Here is an audio recording synchronized to slides of my talk a week and a half ago in Pittsburgh. I noticed some places where I said the wrong thing such as conflating neuron with synapse.  I also did not explain the learning part very well. I should point out that we are not applying a control to the network.  We train a set of weights so that given some initial condition, the neuron firing rates follow a specified target pattern. I also made a joke that implied that the Recursive Least Squares algorithm dates to 1972. That is not correct. It goes back much further back than that. I also take a pot shot at physicists. It was meant as a joke of course and describes many of my own papers.

Talk at SIAM Annual Meeting 2017

I gave an invited plenary talk at the 2017 Society of Applied and Industrial Mathematics Annual Meeting in Pittsburgh yesterday. My slides are here. I talked about some very new work on chaos and learning in spiking neural networks. My fellow Chris Kim and I were producing graphs up to a half hour before my talk! I’m quite excited about this work and I hope to get it published soon.

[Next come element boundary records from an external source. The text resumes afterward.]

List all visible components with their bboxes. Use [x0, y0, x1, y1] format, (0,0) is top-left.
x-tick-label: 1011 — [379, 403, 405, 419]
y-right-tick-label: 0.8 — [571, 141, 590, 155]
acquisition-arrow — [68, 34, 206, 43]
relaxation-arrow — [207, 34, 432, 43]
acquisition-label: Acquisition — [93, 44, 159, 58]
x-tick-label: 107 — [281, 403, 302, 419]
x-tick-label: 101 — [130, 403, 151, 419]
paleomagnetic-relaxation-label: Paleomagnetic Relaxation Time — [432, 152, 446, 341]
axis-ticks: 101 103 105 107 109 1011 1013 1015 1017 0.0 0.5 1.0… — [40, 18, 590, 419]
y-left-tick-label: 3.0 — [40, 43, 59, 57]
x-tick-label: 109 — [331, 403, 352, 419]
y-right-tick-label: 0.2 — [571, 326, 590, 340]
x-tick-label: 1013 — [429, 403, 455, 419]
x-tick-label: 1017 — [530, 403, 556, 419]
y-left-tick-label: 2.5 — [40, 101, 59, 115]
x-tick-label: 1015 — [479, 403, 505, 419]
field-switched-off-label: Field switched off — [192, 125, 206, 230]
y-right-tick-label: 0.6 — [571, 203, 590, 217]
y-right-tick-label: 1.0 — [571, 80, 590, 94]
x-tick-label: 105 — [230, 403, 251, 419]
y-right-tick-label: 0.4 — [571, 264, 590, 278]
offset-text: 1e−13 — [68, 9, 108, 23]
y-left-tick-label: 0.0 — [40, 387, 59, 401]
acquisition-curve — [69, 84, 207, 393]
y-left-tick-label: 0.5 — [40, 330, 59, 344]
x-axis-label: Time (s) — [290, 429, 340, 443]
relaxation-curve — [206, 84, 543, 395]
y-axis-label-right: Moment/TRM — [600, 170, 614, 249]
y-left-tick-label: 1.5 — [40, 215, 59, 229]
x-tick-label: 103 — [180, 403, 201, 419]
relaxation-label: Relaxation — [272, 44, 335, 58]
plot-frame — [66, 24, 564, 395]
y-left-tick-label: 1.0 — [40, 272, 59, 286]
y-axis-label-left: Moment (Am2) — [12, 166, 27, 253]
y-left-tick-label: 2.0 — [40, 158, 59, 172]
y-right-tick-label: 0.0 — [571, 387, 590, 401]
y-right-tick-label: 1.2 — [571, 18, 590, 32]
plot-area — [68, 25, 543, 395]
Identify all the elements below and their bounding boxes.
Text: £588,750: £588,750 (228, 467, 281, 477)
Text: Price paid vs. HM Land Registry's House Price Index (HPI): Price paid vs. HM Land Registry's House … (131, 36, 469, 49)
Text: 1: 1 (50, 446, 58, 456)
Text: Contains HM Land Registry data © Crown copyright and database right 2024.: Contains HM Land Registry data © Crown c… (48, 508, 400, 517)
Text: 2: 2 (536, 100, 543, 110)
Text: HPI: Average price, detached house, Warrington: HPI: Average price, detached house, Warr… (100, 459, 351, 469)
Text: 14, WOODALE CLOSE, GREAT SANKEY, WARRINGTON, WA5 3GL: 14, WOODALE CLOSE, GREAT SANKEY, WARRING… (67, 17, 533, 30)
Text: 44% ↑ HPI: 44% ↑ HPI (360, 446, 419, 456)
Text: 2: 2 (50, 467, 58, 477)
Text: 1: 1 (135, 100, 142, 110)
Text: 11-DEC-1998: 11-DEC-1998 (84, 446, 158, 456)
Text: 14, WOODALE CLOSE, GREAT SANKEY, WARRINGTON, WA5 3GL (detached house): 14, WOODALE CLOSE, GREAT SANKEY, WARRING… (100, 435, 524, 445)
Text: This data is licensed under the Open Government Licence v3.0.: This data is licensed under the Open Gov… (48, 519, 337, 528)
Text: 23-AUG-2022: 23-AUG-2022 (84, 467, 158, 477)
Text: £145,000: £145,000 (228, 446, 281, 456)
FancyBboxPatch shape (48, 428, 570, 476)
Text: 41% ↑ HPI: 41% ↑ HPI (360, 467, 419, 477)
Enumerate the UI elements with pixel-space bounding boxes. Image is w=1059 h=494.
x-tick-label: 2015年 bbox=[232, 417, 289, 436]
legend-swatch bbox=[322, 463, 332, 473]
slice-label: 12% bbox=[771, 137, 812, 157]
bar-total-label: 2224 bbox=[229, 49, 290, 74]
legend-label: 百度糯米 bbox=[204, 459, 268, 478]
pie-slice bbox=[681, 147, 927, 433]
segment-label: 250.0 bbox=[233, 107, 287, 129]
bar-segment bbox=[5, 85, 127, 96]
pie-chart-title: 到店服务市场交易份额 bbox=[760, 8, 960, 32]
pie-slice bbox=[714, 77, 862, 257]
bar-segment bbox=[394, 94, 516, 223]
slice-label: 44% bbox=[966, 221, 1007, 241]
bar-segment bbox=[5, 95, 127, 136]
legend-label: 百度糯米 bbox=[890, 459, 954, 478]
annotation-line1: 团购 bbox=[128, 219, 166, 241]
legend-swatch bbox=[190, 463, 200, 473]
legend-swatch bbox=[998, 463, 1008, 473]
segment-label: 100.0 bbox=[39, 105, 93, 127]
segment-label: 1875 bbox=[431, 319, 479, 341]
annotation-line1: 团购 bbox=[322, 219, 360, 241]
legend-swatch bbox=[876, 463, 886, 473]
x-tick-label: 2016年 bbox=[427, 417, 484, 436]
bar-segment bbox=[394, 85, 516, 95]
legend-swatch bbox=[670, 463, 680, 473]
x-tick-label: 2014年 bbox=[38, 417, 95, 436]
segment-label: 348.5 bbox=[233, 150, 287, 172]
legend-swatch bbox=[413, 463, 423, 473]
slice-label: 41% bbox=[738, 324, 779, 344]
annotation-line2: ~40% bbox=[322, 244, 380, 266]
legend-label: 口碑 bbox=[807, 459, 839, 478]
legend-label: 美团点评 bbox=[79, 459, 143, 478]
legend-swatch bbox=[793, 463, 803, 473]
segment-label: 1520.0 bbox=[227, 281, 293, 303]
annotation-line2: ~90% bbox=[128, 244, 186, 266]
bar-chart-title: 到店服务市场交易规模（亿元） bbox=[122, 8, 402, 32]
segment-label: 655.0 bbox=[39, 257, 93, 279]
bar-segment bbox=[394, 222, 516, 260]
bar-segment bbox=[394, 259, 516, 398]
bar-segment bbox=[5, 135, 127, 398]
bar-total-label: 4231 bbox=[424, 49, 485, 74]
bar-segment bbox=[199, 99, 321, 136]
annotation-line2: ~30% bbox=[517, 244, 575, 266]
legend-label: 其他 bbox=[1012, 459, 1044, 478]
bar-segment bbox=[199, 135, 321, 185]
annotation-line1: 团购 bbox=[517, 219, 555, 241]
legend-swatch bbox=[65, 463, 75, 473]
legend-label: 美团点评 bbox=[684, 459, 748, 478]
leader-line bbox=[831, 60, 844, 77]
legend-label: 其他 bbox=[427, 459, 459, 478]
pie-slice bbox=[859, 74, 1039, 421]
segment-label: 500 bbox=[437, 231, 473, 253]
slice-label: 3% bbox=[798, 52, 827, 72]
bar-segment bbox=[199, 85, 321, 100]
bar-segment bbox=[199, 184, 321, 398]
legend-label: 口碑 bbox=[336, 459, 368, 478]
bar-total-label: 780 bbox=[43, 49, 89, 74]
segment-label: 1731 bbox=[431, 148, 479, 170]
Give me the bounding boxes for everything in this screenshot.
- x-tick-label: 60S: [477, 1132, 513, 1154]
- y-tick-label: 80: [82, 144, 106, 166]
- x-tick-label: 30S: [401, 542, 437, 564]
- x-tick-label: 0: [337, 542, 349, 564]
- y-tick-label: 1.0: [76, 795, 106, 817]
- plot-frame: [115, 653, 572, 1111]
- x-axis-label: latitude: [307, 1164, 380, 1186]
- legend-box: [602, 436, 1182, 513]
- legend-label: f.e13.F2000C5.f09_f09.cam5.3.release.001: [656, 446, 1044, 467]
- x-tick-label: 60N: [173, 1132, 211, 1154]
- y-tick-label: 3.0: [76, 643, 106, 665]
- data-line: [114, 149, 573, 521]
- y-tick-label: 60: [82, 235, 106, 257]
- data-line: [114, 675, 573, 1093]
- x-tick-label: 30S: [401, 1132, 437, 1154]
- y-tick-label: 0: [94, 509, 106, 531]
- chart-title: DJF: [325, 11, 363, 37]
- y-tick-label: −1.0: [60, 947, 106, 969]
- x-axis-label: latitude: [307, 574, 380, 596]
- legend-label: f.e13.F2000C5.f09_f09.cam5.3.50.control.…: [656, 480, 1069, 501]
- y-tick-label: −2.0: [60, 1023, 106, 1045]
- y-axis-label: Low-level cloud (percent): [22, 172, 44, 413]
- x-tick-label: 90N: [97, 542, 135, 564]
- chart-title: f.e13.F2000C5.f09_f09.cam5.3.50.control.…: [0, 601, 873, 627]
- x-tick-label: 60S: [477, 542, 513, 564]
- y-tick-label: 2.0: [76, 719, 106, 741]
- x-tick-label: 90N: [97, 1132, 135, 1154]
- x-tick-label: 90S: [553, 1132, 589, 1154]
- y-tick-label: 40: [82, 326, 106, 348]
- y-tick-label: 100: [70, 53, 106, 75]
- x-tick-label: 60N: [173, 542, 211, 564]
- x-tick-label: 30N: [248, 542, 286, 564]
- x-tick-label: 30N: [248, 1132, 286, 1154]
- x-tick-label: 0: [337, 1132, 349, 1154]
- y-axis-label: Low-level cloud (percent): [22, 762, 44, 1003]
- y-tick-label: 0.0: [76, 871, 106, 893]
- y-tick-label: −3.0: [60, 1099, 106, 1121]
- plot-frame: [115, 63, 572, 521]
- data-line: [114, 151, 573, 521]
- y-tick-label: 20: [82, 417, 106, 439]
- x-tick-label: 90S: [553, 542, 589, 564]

During my talk, I made an offhand threat that my current Mac would be the last one I buy. I made the joke because it was the first time that I could not connect to a projector with my laptop since I started using Mac almost 20 years ago. I switched to Mac from Linux back then because it was a Unix environment where I didn’t need to be a systems administrator to print and project. However, Linux has made major headway in the past two decades while Mac is backsliding. So, I’m seriously thinking of following through. I’ve been slowly getting disenchanted with Apple products over the past three years but I am especially disappointed with my new MacBook Pro. I have the one with the silly touch screen bar. The first thing the peeves me is that the activate Siri key is right next to the delete key so I accidentally hit and then have to reject Siri every five minutes. What mostly ties me to Mac right now is the Keynote presentation software, which I like(d) because it is easy to embed formulas and PDF files into. It is much harder to do the same in PowerPoint and I haven’t found an open source version that is as easy to use. However, Keynote keeps hanging on my new machine. I also get this situation where my embedded equations will randomly disappear and then reappear. Luckily I did a quick run through just before my talk and noticed that the vanished equations reappeared and I could delete them. Thus, the Keynote appeal has definitely diminished. Now, if someone would like to start an open source Keynote project with me… Finally, the new Mac does not seem any faster than my old Mac (it still takes forever to boot up) and Bard Ermentrout told me that his dynamical systems software tool XPP runs five times slower. So, any suggestions for a new machine?